The responsibility for GDPR enforcement in Germany is divided between 17 data protection authorities (DPAs): While the 16 DPAs of the states (Länder) supervise the private sector in their respective state territory, the Federal Commissioner for Data Protection and Freedom of Information (BfDI) is mainly responsible for the public sector, including telecommunications. Internationally active companies therefore sometimes find it hard to get clear GDPR guidance from German DPAs.

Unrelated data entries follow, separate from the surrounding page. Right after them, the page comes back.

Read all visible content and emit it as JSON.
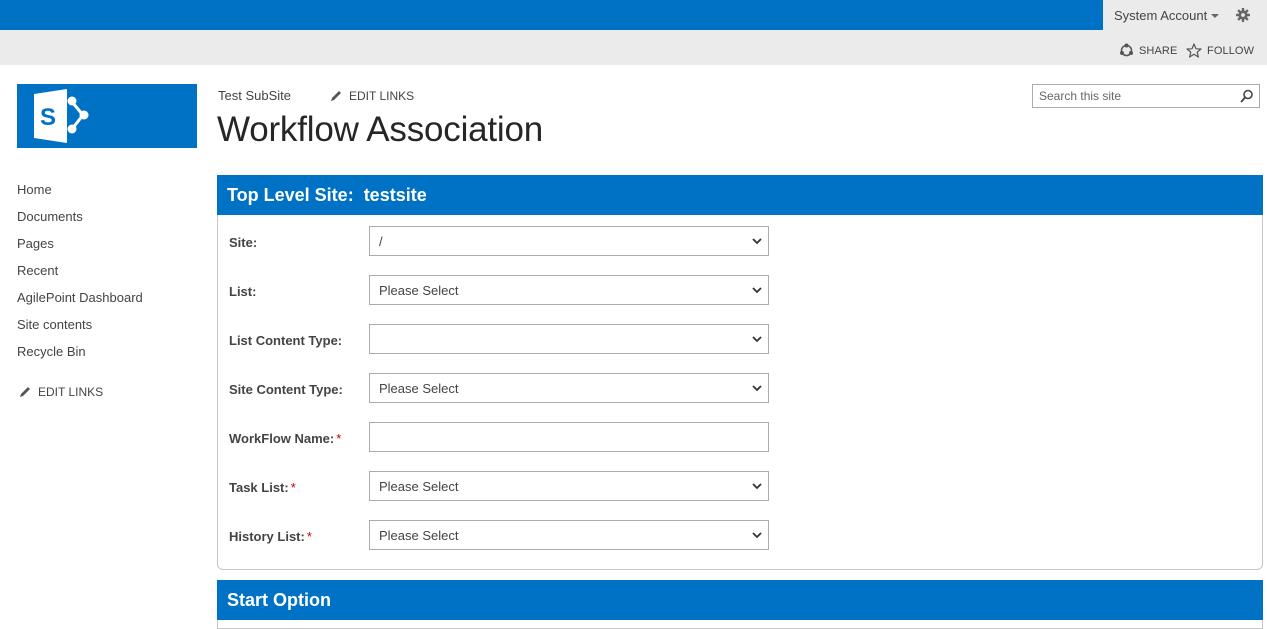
{
  "suite_bar": {
    "account_name": "System Account",
    "accent_color": "#0072c6"
  },
  "ribbon": {
    "share_label": "SHARE",
    "follow_label": "FOLLOW"
  },
  "header": {
    "site_link": "Test SubSite",
    "edit_links_label": "EDIT LINKS",
    "page_title": "Workflow Association",
    "search_placeholder": "Search this site"
  },
  "quick_launch": {
    "items": [
      {
        "label": "Home"
      },
      {
        "label": "Documents"
      },
      {
        "label": "Pages"
      },
      {
        "label": "Recent"
      },
      {
        "label": "AgilePoint Dashboard"
      },
      {
        "label": "Site contents"
      },
      {
        "label": "Recycle Bin"
      }
    ],
    "edit_links_label": "EDIT LINKS"
  },
  "association_panel": {
    "header_label": "Top Level Site:",
    "header_value": "testsite",
    "fields": [
      {
        "label": "Site:",
        "required": false,
        "type": "select",
        "value": "/"
      },
      {
        "label": "List:",
        "required": false,
        "type": "select",
        "value": "Please Select"
      },
      {
        "label": "List Content Type:",
        "required": false,
        "type": "select",
        "value": ""
      },
      {
        "label": "Site Content Type:",
        "required": false,
        "type": "select",
        "value": "Please Select"
      },
      {
        "label": "WorkFlow Name:",
        "required": true,
        "type": "text",
        "value": ""
      },
      {
        "label": "Task List:",
        "required": true,
        "type": "select",
        "value": "Please Select"
      },
      {
        "label": "History List:",
        "required": true,
        "type": "select",
        "value": "Please Select"
      }
    ],
    "required_marker": "*"
  },
  "start_option_panel": {
    "header_label": "Start Option"
  }
}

Lately, German DPAs have initiated two much disputed enforcement cases:
State Commissioner for Data Protection of Lower Saxony (Niedersachsen) vs. notebooksbilliger.de
In January 2021, the relevant DPA imposed a fine of 10.4 million euros against notebooksbilliger.de AG, an IT hardware online retailer, which is approximately one percent of the company's annual turnover. notebooksbilliger.de has been accused of monitoring workplaces, sales rooms, warehouses and common areas by video surveillance measures over a period of two years. The authority stressed that the video surveillance was neither limited to a specific period of time, nor was it performed only on selected employees. In addition, the recordings were stored for 60 days which, in the view of the DPA, was significantly longer than required.

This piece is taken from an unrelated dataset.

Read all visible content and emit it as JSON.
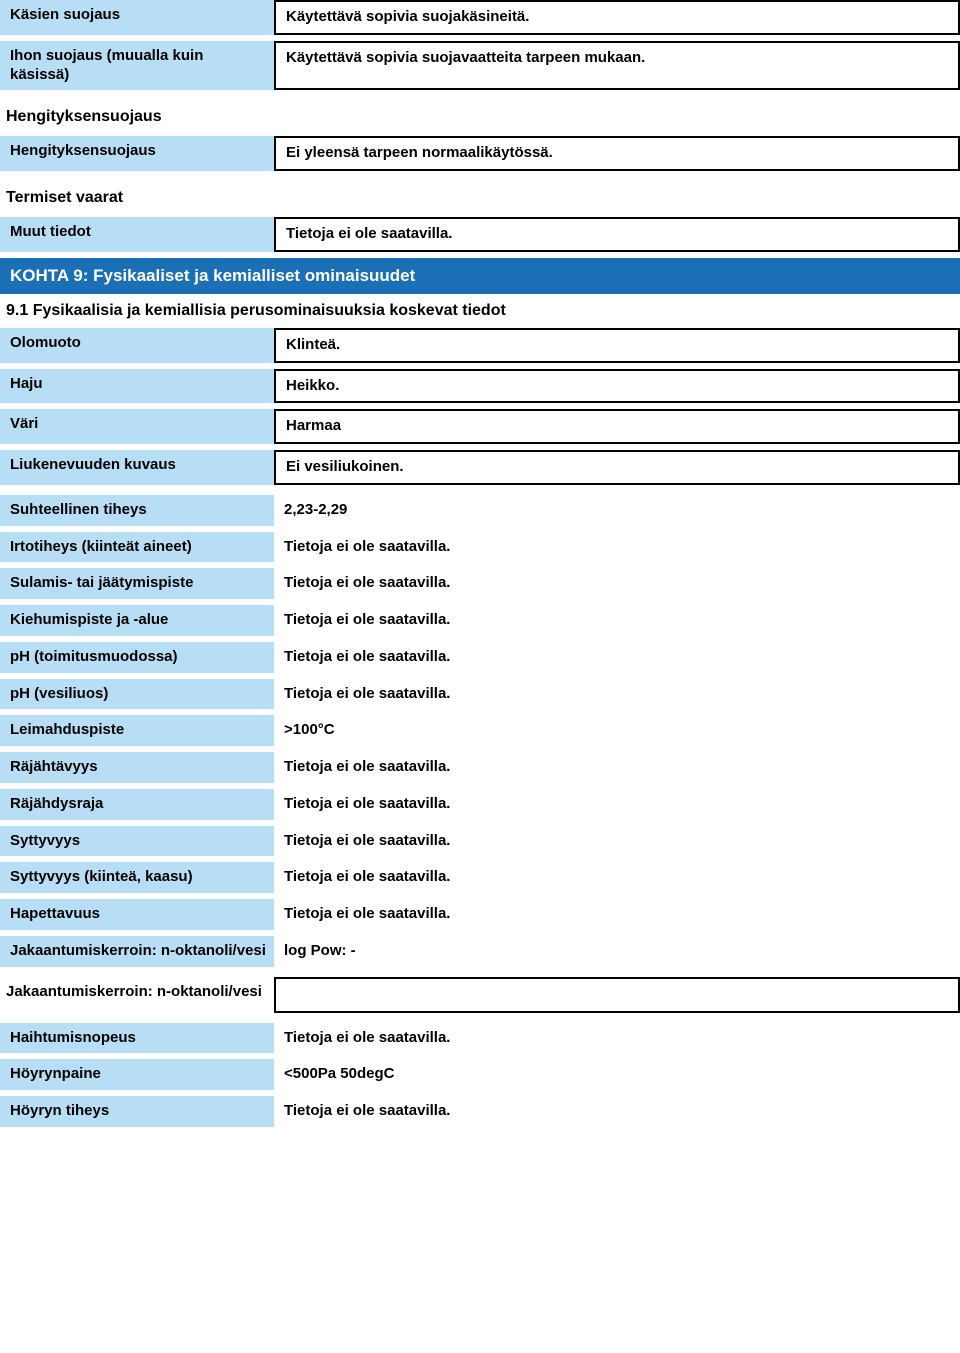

The company has filed an appeal against the decision arguing that the video surveillance was not intended to monitor the employees' behaviour or performance. Rather, the cameras were installed in order to uncover criminal acts or resolve disputes with suppliers and customers, in the event of missing or damaged goods. Furthermore, the company claims that the amount of the fine is excessive. The case is still pending.
BfDI vs. a German telecommunication service provider
In November 2019, the BfDI imposed a fine of 9.6 million euros against a German telecommunications service provider that had provided data of an individual customer to a caller without proper identification. As a result, the customer was stalked by the caller, which led to a criminal investigation. The BfDI ruled that identification of the caller by name and date of birth was insufficient and a grossly negligent violation of Article 32 GDPR. Before providing contact information to the caller, the provider should have applied more stringent security measures.
Upon appeal by the service provider, the District Court of Bonn recently reduced the fine to 900,000 euros. In a subsequent press release, the service provider highlighted that the court found its violation minor, non-intentional, and not deserving of a fine in the millions, especially because there never was a risk of a mass release of data.
Both cases show that German DPAs make use of their new enforcement powers under the GDPR. DPAs tend to measure the fines against the company’s turnover rather than the impact of the individual case. However, fines are subject to scrutiny by the courts, and we expect to see more court decisions that correct the amount of the fine in light of the individual circumstances of the case.